Buhari was elected in March 2015 on an anti-corruption
ticket and has pledged to reclaim billions of dollars allegedly lost to dodgy
dealings and mismanagement. The West African oil giant has endured decades of
endemic corruption, with state funds being secreted abroad by public figures
including ex-military ruler Sani Abacha. The late general, who led Nigeria
between 1993 and his death in 1998, is suspected of looting up to $5 billion in
public funds during his reign. Switzerland recently agreed to return $321
million Abacha had hidden there, though the former ruler may have stored up to
$2.2 billion in European bank accounts.
U.S. Secretary of State John Kerry also pledged in
March that authorities would trace stolen Nigerian funds circulating in the
U.S. financial system, which Kerry said could total “billions of dollars.”
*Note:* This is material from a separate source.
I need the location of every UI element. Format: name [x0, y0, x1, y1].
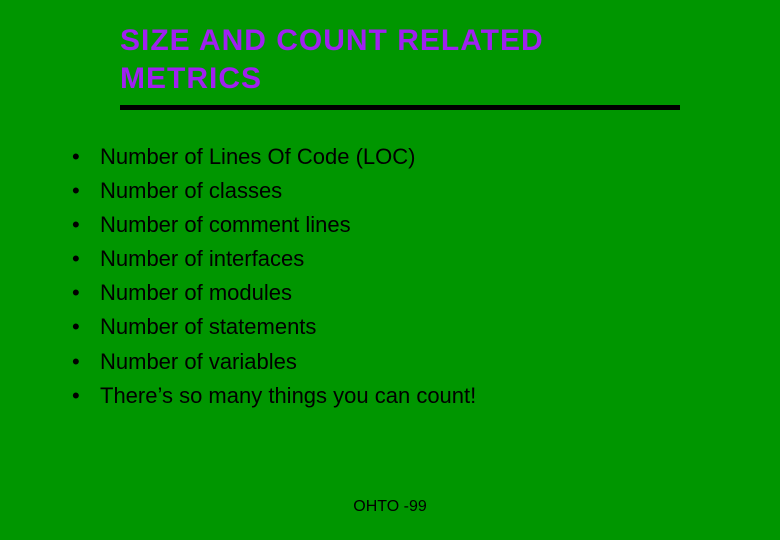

Nigeria’s Information Minister Lai Mohammed said in January that the country
had lost 1.34 trillion naira ($6.8 billion) in stolen public funds between 2006
and 2013.
Nigerians are “becoming impatient” with the process of
repatriating stolen public funds, which has “become tedious,” Buhari said on
Thursday at a meeting in Abuja with the executive secretary of the United
Nations Office for Drugs and Crime (UNODC), Yury Fedotov. “We are looking for
more cooperation from the EU, United States, other countries and international
institutions to recover the nation’s stolen assets,” said the Nigerian
president, specifically mentioning the stolen proceeds from the sale of crude
oil. Nigeria is Africa’s biggest oil producer and the sector accounts for more
than 90 percent of the value of the country’s exports.
In response, Fedotov said that the UNODC would give
Nigeria its support and cooperation in fighting corruption.